Post-1984 (year and novel), people are also choosing to expose themselves in ways that Orwell could never have envisaged through social media etc. Even blogs! Many have not only embraced what Orwell considered controlling intrusion, they crave it.
 
Suggestion: Next time you see a celebrity, ignore them and see how quickly they notice that you are not intruding upon them and they cannot complain about this.
 
 

Monday 23 May 2016

People on buses

I have noticed that after 9.00 am, there is more conversation to be heard on buses than before. Before 9.00 am people more often than not, keep themselves to themselves by reading, listening to music, checking their 'phones or generally doing nothing but look out of the window. After 9 am, the people who travel do so more by choice than having to get to work on time - they are in freer and choose to avoid the rush to work. Also, they are often older people with bus passes. I have also noticed that as people get older, they are more likely to talk to people they don't know. It's a different world on the bus either side of 9.00 am.


 

Tuesday 17 May 2016

Epictetus - 14

From: The Golden Sayings of Epictetus (translated by Hastings Crossley) - from Project Gutenberg.

CXXXV
Reflect that the chief source of all evils to Man, and of baseness and cowardice, is not death, but the fear of death.
Against this fear then, I pray you, harden yourself; to this let all your reasonings, your exercises, your reading tend. Then shall you know that thus alone are men set free.


Wednesday 11 May 2016

Thought

There is the material world and what has been described as the world of the mind. On first impressions, the difference between the two is probably obvious but what is the difference in those that inhabit these worlds? And how easy is it for these inhabitants to move from one world to the other?


Thursday 5 May 2016

Does it follow...


…that universities are where the deepest thinking and learning takes place?

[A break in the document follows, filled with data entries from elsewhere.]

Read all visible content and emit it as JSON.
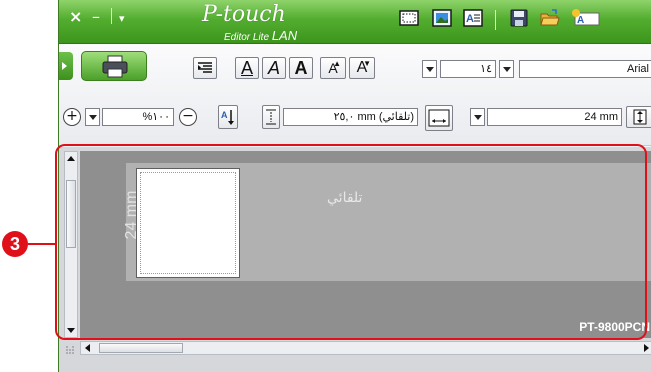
{
  "titlebar": {
    "close_glyph": "×",
    "minimize_glyph": "–",
    "menu_glyph": "▾",
    "logo": "P-touch",
    "logo_sub": "Editor Lite",
    "logo_lan": "LAN",
    "icons": [
      "frame-icon",
      "image-icon",
      "text-box-icon",
      "save-icon",
      "open-folder-icon",
      "new-label-icon"
    ]
  },
  "toolbar": {
    "align_icon": "align-right-icon",
    "format_buttons": [
      "A",
      "A",
      "A",
      "A",
      "A"
    ],
    "font_size": "١٤",
    "font_name": "Arial",
    "zoom_plus": "+",
    "zoom_value": "%١٠٠",
    "zoom_minus": "−",
    "text_direction_icon": "text-direction-icon",
    "length_value": "(تلقائي) mm ٢٥,٠",
    "tape_width": "24 mm"
  },
  "workarea": {
    "ruler_label": "24 mm",
    "tape_text": "تلقائي",
    "printer_name": "PT-9800PCN"
  },
  "callout": {
    "number": "3",
    "color": "#e0101a"
  },
  "colors": {
    "titlebar_green": "#52ad2f",
    "canvas_gray": "#8f8f8f",
    "accent_red": "#e0101a"
  }
}
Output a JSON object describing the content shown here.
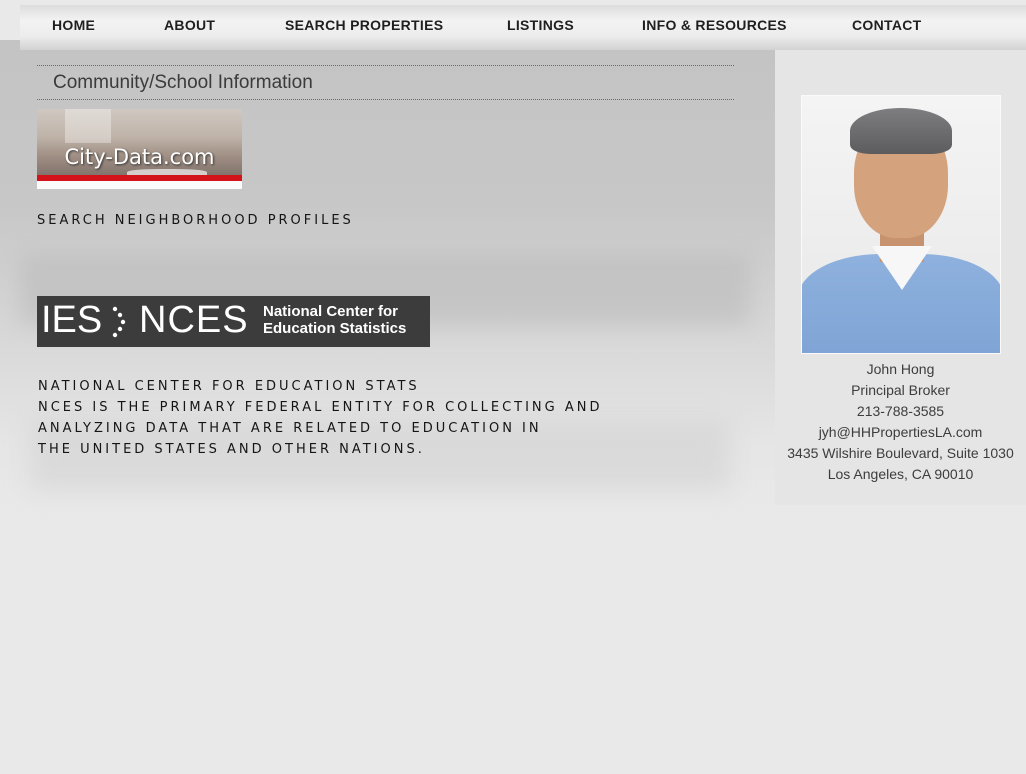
{
  "nav": {
    "items": [
      {
        "label": "HOME"
      },
      {
        "label": "ABOUT"
      },
      {
        "label": "SEARCH PROPERTIES"
      },
      {
        "label": "LISTINGS"
      },
      {
        "label": "INFO & RESOURCES"
      },
      {
        "label": "CONTACT"
      }
    ]
  },
  "main": {
    "section_title": "Community/School Information",
    "citydata_logo": {
      "text": "City-Data.com"
    },
    "search_link": "SEARCH NEIGHBORHOOD PROFILES",
    "nces_logo": {
      "short1": "IES",
      "short2": "NCES",
      "full_line1": "National Center for",
      "full_line2": "Education Statistics"
    },
    "nces_description": [
      "NATIONAL CENTER FOR EDUCATION STATS",
      "NCES IS THE PRIMARY FEDERAL ENTITY FOR COLLECTING AND",
      "ANALYZING DATA THAT ARE RELATED TO EDUCATION IN",
      "THE UNITED STATES AND OTHER NATIONS."
    ]
  },
  "sidebar": {
    "agent": {
      "name": "John Hong",
      "title": "Principal Broker",
      "phone": "213-788-3585",
      "email": "jyh@HHPropertiesLA.com",
      "address1": "3435 Wilshire Boulevard, Suite 1030",
      "address2": "Los Angeles, CA 90010"
    }
  }
}
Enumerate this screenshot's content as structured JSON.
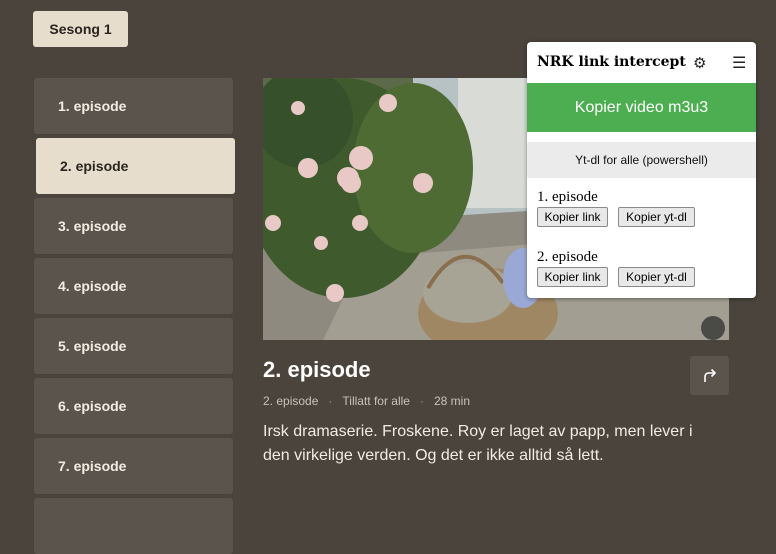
{
  "season": {
    "label": "Sesong 1"
  },
  "episodes": [
    {
      "label": "1. episode",
      "active": false
    },
    {
      "label": "2. episode",
      "active": true
    },
    {
      "label": "3. episode",
      "active": false
    },
    {
      "label": "4. episode",
      "active": false
    },
    {
      "label": "5. episode",
      "active": false
    },
    {
      "label": "6. episode",
      "active": false
    },
    {
      "label": "7. episode",
      "active": false
    },
    {
      "label": "",
      "active": false
    }
  ],
  "detail": {
    "title": "2. episode",
    "meta_episode": "2. episode",
    "meta_rating": "Tillatt for alle",
    "meta_duration": "28 min",
    "description": "Irsk dramaserie. Froskene. Roy er laget av papp, men lever i den virkelige verden. Og det er ikke alltid så lett."
  },
  "popup": {
    "title": "NRK link intercept",
    "settings_icon": "gear-icon",
    "menu_icon": "hamburger-icon",
    "copy_m3u8_label": "Kopier video m3u3",
    "ytdl_all_label": "Yt-dl for alle (powershell)",
    "entries": [
      {
        "label": "1. episode",
        "copy_link": "Kopier link",
        "copy_ytdl": "Kopier yt-dl"
      },
      {
        "label": "2. episode",
        "copy_link": "Kopier link",
        "copy_ytdl": "Kopier yt-dl"
      }
    ]
  },
  "colors": {
    "background": "#4a443d",
    "tile": "#5b544c",
    "accent_cream": "#e7ddcd",
    "popup_green": "#4cae50"
  }
}
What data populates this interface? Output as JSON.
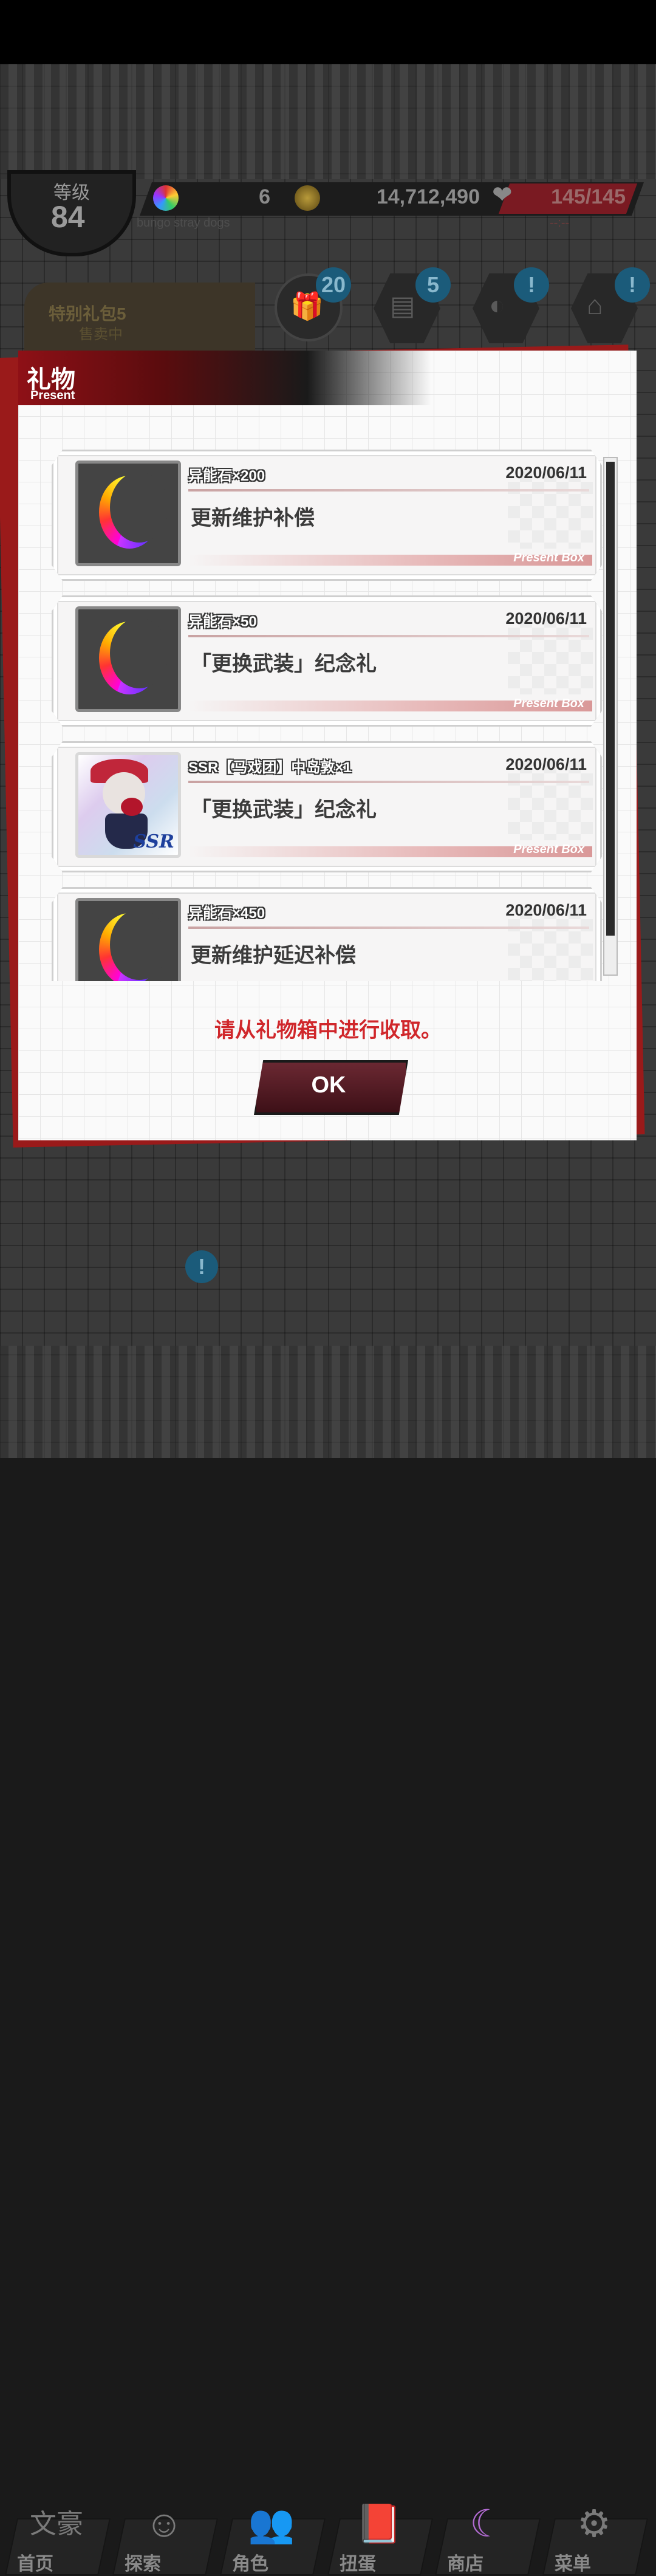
{
  "header": {
    "level_label": "等级",
    "level_value": "84",
    "stones": "6",
    "coins": "14,712,490",
    "hp": "145/145",
    "subtitle": "bungo stray dogs",
    "timer": "--:--"
  },
  "banner": {
    "title": "特别礼包5",
    "subtitle": "售卖中"
  },
  "top_icons": [
    {
      "name": "gift",
      "badge": "20"
    },
    {
      "name": "mission",
      "badge": "5"
    },
    {
      "name": "event",
      "badge": "!"
    },
    {
      "name": "building",
      "badge": "!"
    }
  ],
  "modal": {
    "title": "礼物",
    "subtitle": "Present",
    "notice": "请从礼物箱中进行收取。",
    "ok_label": "OK",
    "footer_label": "Present Box",
    "items": [
      {
        "name": "异能石×200",
        "date": "2020/06/11",
        "desc": "更新维护补偿",
        "icon": "stone"
      },
      {
        "name": "异能石×50",
        "date": "2020/06/11",
        "desc": "「更换武装」纪念礼",
        "icon": "stone"
      },
      {
        "name": "SSR【马戏团】中岛敦×1",
        "date": "2020/06/11",
        "desc": "「更换武装」纪念礼",
        "icon": "ssr-card",
        "rarity": "SSR"
      },
      {
        "name": "异能石×450",
        "date": "2020/06/11",
        "desc": "更新维护延迟补偿",
        "icon": "stone"
      }
    ]
  },
  "bottom_nav": [
    {
      "label": "首页",
      "icon": "文豪"
    },
    {
      "label": "探索",
      "icon": "explore",
      "badge": "!"
    },
    {
      "label": "角色",
      "icon": "characters"
    },
    {
      "label": "扭蛋",
      "icon": "gacha"
    },
    {
      "label": "商店",
      "icon": "shop"
    },
    {
      "label": "菜单",
      "icon": "gear"
    }
  ]
}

There are still people who regret never having gone to university or failing to complete a degree course. I was reminded of such a person this week. He had tried three times to get a degree and, for one reason or another, had been unable to complete the course. Now aged 70, should an intelligent and very interesting man, successful in variety of other ways, still have regrets?

The truth is that a lot of shallow and mundane thinking now goes on in universities around Britain - and I am sure all around the world, too. Deep thinking and learning goes on where deep thinking and learning goes on; it is not confined to a particular place or type of institution. Yes, there are universities where very deep thinking has and will continue to take place. It is just that being called a university doesn't guarantee that it does, has or even that it ever will. And it can be done by those outside such places.